GM published global sales numbers for the first quarter of 2013, and media from The Detroit News to Bloomberg considered it headline material that GM edged out Volkswagen – barely. Who would have thought that the scrappy maker of cars that – if the blogs are to be believed – can’t keep their wires from crossing is breathing down the neck of the formerly mighty General?
| Tracking the world’s largest | |||
| automakers: Q1 2013 | |||
| Q1’13 | Q1 ’12 | YoY | |
| Toyota | 2,434,104 | 2,705,770 | -10.0% |
| GM | 2,360,958 | 2,278,192 | 3.6% |
| Volkswagen | 2,270,000 | 2,160,000 | 5.1% |
| Source: Company data. Toyota: Production, estimate | |||
| GM: Sales. VW: Deliveries | |||
GM sold 2.36 million units worldwide in the first quarter, the company says. Volkswagen is just 90,000 units behind at 2.27 million sold. GM’s sales grew 3.6 percent in the first quarter while Volkswagen’s grew 5.1 percent – despite a very tough situation at home in Europe.
Toyota will publish its quarterly numbers some time next week, so for the time being we can only extrapolate from the first two months. The picture for the first quarter is what we probably will see for the rest of the year: A very tight race for the top spot that could be won by any of the three once the year is over.
Toyota had planned for a flat 2013 to digest the large increases in the prior year. This was before the island troubles put a crimp in their plans and those of all Japanese automakers in China. Toyota’s worldwide production was down 6.2 percent for the first two months of the year, and we expect this trend to continue.
In the same China, the race for world dominance is decided. Volkswagen sold 769,200 units in China in the first three months, up 21.3 percent from the 633,900 it sold last year. GM kept Volkswagen in check in China by selling 816,373 units, up 9.6 percent. Nevertheless, even there the race is tight, and the two contenders are separated by what counts as rounding errors in China.

Could easily have been titled “World’s Largest Automakers 2013: Toyota Maintains Narrow Lead Over GM – Tight Race Expected” since the gap between GM and Toyota is less than the gap between VW and GM.
As said it is very tight, which no-one really expected a few months ago (even after the island dispute last year). Second place (between GM and VW) was expected to be tight, but with Toyota solidly ahead.
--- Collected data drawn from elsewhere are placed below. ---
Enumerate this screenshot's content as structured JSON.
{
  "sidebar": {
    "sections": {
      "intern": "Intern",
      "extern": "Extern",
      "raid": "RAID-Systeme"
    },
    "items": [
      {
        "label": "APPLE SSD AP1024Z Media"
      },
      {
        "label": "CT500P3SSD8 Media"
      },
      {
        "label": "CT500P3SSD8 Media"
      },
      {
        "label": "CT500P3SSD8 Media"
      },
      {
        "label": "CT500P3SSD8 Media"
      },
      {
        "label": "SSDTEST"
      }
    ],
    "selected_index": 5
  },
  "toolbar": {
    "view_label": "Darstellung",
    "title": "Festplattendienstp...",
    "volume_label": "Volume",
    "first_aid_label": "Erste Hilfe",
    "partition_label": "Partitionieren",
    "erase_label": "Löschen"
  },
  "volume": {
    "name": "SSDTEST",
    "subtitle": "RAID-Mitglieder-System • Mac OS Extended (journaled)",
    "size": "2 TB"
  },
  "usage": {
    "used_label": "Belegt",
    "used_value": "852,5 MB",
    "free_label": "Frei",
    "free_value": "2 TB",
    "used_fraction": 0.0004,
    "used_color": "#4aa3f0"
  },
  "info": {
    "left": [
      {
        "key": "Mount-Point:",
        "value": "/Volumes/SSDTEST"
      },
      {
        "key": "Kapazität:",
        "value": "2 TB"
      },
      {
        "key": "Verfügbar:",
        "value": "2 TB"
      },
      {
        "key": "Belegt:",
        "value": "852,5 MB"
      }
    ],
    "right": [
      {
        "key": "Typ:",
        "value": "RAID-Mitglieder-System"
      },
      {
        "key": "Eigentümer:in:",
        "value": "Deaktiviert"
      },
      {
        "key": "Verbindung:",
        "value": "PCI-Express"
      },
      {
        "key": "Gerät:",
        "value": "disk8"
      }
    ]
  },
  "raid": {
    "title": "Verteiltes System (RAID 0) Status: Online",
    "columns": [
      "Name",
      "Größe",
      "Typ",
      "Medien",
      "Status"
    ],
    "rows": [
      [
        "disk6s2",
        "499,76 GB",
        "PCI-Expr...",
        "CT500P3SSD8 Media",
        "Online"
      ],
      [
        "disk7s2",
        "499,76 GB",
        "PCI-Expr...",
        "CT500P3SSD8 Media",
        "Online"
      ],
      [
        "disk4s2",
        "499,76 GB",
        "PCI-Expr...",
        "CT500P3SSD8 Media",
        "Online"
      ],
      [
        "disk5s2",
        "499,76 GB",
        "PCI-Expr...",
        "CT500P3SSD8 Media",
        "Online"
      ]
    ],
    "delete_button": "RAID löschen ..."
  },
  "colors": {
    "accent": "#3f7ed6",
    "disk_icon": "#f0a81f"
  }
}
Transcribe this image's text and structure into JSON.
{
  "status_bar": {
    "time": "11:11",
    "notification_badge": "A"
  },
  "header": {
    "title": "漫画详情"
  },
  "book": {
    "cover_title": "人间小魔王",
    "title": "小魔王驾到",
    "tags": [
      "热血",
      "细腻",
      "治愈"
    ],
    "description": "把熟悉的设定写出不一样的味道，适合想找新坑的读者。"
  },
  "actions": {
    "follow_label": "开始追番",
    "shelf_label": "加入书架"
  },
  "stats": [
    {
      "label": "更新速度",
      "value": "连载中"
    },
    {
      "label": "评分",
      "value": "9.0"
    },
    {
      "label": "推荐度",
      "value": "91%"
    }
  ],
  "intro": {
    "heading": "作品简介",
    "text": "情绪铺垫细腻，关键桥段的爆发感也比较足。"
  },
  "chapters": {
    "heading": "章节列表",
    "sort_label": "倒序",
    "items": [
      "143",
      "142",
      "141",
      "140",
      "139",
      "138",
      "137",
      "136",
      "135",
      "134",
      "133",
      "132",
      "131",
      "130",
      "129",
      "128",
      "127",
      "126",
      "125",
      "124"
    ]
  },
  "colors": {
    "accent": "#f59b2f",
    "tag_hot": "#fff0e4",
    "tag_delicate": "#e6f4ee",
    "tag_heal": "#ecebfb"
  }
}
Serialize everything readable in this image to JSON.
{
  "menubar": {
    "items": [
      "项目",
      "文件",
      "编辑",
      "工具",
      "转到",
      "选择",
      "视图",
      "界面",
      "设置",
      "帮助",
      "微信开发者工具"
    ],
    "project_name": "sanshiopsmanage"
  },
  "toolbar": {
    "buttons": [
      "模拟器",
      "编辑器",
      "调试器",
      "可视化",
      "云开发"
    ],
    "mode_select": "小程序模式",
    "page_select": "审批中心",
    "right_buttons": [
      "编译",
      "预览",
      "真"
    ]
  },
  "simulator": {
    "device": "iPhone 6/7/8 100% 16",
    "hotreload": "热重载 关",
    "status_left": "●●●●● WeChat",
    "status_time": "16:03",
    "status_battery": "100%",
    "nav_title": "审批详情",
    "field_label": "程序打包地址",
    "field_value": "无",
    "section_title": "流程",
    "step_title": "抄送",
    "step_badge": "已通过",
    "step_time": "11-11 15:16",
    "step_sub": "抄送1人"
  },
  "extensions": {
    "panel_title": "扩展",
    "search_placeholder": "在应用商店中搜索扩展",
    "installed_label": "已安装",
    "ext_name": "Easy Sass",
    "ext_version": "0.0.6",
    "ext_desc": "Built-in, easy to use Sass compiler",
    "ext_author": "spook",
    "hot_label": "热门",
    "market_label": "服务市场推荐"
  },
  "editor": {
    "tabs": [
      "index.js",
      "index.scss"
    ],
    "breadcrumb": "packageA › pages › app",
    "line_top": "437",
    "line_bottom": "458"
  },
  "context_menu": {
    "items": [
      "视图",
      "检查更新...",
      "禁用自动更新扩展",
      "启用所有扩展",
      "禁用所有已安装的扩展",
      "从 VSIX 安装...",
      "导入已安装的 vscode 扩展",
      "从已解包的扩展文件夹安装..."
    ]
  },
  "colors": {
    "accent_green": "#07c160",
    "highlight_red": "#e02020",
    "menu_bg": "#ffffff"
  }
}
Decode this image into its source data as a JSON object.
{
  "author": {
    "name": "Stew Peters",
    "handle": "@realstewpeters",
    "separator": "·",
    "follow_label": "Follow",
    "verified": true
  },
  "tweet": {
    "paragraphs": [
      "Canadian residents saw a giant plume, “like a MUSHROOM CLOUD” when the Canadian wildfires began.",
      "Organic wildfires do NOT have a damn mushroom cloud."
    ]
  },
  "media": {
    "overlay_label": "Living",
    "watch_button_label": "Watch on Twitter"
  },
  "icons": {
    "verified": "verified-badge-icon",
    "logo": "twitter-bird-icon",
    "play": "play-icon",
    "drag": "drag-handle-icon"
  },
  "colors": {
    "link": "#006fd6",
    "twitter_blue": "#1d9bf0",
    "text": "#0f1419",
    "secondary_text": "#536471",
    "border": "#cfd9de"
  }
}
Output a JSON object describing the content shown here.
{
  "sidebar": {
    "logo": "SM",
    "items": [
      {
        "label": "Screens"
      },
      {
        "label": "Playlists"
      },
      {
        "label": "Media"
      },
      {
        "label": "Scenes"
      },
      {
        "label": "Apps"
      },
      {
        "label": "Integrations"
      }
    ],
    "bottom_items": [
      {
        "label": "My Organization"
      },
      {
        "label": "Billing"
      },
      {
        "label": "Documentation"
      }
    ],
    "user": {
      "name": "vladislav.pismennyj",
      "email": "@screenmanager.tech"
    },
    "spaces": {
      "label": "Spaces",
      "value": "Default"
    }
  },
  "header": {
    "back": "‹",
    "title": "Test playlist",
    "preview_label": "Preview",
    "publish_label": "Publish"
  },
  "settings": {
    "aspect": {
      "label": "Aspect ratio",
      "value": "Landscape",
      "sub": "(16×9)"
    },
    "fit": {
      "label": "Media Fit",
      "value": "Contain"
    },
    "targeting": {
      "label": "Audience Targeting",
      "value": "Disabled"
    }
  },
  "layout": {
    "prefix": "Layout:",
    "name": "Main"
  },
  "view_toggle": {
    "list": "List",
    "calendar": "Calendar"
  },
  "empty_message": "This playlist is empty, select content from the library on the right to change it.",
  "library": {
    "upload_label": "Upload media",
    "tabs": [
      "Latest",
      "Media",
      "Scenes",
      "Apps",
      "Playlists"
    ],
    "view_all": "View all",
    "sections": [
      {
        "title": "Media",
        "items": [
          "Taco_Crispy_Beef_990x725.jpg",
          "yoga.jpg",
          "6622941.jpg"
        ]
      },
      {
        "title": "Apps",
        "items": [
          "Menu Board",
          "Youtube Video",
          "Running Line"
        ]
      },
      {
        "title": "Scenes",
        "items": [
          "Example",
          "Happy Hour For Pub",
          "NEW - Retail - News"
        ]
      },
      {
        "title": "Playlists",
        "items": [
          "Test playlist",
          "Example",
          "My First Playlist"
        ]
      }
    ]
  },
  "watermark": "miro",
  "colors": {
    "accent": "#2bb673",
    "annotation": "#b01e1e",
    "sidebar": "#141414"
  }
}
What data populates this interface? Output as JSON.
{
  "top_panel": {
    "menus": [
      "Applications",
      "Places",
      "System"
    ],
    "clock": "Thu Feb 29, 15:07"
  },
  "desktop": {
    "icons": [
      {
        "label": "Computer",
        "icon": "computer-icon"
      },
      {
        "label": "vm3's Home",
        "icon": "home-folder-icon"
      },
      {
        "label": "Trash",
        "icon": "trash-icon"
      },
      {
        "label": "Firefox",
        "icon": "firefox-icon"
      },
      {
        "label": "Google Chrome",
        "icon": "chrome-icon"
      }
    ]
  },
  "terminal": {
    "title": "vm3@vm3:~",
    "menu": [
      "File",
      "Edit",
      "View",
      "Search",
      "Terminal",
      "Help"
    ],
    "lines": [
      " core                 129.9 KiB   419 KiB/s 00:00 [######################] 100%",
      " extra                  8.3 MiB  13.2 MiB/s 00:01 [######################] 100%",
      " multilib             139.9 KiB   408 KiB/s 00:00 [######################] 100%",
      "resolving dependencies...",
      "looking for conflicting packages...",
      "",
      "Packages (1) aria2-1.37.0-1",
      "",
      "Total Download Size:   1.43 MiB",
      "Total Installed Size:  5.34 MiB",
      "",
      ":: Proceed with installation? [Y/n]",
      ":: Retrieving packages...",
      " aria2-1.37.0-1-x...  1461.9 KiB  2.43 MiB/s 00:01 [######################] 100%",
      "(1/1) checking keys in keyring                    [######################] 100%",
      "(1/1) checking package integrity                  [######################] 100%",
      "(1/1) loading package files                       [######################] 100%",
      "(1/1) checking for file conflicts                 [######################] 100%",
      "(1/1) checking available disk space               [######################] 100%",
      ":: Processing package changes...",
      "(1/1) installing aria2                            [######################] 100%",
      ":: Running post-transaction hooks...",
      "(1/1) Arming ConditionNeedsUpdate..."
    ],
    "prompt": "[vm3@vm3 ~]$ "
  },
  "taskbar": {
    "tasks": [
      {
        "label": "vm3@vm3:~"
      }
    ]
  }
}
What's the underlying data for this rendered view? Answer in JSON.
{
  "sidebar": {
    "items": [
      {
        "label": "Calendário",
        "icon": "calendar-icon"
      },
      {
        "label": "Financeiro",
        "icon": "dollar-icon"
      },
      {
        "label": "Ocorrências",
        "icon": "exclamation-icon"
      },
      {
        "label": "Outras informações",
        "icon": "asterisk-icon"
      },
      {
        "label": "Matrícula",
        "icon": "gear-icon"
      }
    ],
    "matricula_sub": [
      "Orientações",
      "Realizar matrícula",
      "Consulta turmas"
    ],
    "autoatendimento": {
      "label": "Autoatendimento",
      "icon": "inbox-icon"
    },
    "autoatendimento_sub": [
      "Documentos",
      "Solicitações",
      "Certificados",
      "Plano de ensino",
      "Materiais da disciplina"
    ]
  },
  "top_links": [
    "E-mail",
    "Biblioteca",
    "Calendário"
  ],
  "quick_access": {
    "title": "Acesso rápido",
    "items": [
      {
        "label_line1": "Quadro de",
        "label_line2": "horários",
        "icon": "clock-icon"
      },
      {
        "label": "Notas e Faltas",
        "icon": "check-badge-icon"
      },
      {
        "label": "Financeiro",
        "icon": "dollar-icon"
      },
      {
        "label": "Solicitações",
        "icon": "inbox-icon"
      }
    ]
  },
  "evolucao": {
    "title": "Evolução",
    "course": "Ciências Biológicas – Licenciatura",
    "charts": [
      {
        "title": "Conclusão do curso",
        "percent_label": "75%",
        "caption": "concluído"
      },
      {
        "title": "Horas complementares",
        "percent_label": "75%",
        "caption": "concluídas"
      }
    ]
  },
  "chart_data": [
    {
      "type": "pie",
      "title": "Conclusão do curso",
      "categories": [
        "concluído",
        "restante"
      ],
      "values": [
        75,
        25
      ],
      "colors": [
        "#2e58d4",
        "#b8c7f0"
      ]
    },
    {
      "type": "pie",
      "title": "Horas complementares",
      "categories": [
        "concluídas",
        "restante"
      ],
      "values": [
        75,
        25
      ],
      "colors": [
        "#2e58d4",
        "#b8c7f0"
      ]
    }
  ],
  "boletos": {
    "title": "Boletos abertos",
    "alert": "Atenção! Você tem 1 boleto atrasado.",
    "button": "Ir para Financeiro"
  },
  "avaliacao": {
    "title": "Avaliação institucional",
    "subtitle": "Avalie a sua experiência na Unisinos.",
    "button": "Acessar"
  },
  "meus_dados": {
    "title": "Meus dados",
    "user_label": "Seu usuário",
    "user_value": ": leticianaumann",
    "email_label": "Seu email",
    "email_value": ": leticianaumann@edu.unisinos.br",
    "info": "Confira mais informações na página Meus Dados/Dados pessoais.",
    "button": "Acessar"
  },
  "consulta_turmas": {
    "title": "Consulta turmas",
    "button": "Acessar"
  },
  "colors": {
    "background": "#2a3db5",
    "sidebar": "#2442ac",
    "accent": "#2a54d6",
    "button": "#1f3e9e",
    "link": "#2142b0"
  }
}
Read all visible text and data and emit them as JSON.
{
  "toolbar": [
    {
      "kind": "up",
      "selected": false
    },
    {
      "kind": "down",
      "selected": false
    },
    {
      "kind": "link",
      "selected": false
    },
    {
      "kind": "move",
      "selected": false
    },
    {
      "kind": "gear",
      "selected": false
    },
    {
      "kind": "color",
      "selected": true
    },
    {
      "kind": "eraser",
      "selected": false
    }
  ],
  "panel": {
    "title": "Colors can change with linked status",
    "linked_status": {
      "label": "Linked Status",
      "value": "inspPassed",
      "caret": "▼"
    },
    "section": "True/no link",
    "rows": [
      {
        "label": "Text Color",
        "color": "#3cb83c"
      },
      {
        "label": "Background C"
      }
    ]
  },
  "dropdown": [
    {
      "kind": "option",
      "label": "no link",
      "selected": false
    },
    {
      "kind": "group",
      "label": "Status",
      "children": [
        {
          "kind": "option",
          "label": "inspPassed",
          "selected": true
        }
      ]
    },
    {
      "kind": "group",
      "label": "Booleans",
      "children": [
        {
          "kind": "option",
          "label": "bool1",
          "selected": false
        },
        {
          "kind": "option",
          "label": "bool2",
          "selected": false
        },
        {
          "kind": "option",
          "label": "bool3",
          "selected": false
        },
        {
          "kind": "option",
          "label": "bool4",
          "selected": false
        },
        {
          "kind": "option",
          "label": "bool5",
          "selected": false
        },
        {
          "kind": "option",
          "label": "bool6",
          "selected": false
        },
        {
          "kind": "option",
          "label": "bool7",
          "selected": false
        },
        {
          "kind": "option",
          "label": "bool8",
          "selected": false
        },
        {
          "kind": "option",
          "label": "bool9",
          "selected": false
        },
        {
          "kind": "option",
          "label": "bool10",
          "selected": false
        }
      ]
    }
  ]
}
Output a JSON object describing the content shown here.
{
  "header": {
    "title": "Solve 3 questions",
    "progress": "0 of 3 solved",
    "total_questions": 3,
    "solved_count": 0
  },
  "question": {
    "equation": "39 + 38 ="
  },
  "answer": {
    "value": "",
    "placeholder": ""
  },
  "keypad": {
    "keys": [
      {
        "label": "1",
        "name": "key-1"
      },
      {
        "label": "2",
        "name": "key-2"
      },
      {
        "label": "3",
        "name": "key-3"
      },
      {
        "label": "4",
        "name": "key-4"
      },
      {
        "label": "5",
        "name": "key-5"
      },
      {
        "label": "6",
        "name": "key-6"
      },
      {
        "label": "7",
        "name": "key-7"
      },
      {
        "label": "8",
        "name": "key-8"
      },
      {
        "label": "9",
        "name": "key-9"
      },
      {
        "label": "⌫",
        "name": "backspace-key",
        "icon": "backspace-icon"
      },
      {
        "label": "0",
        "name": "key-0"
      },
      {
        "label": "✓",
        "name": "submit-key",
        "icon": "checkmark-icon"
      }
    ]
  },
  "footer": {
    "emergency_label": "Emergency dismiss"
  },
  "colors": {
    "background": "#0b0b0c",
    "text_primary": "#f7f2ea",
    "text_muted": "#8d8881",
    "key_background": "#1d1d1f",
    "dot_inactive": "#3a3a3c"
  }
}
It isn`t only China where Toyota is having issues (as noted), but in the US they have lost market share this quarter.
The creative spin in many of the titles of these articles is interesting.
We’ll see what the gap will be. The blue number is just a projection, the real number will follow next week. In the grand scheme of things, it looks like a neck on neck race, that’s all.
“that could be won by all three once the year is over.”
WHAT?
It is clear what BS is saying, any of the three could win. Of course only one will win, for what it is worth.
I’m curious: what vehicles are those in the accompanying photo? I’ve never seen the proportions of headlight to grille on a GM car that way.
Both are European-market compact MPVs, VW Touran and Chevrolet Orlando (based on GM Delta II platform, built in South Korea).
Wished VW made a peoplemover such as the Touran or the Sharan in NA now that the Routan is discontinued…
Why? So no one will buy it.
You would be surprised how many Veedub 7 seaters would be sold in NA’s urban areas.
Thinking of New York, Boston, Toronto, Montreal, San Francisco, Vancouver and vicinities, just to name some.
Not that many people bought the Routan in those cities.
The new CrossBlue concept had a third row, FWIW. They might go that way, rather than the Sharan idea.
For better or worse, the Orlando is also a Canadian-market MPV.
Controllio the Routan is a completely different beast and the SUV based Crossblue looks it will be a 6 seater à-la Mazda 5. None of them actually being a car based 7 seater CUV as the models I am referring to and posted by BS above.
Thanks!
VW is on my list for consideration for any new purchases.
Gubmit Motors? Bwahahahahahahah.
Is Gubmit even a word?
If you buy a VeeDub, be sure you like the dealer. You could end up spending a lot of time there…
You’re about one letter “n” and five years behind the times.
“Get off my law” :)
Both VW and GM have made great strides in reliability. If you check truedelta (alot of time) is about 1 additional trip every other year.
The very best cars seem to have reliability rates around 1 trip every other year. And the very worst have 1 trip every year or so. With computer design and Japanese style manufacturing – most car companies are fairly reliable.
Fiat which rates way lower then either of those companies surprised the editors of car and driver with a perfect 40thousand mile run on its 500. They hated the car but it was reliable.
Volkswagen needs to focus on quality, at least here in the States. They need to get their act together or this new found success will be fleeting. My cousin bought a Jetta not too long ago (on my recommendation) and the car has had a number of issues. The worst was the creaking noise coming from the rear no one could figure out for the longest time. Turns out a number of spot welds were missed on the quarter panel. Seriously? BTW- I don’t get the ‘formally mighty’ comment about GM. They still look pretty mighty to me.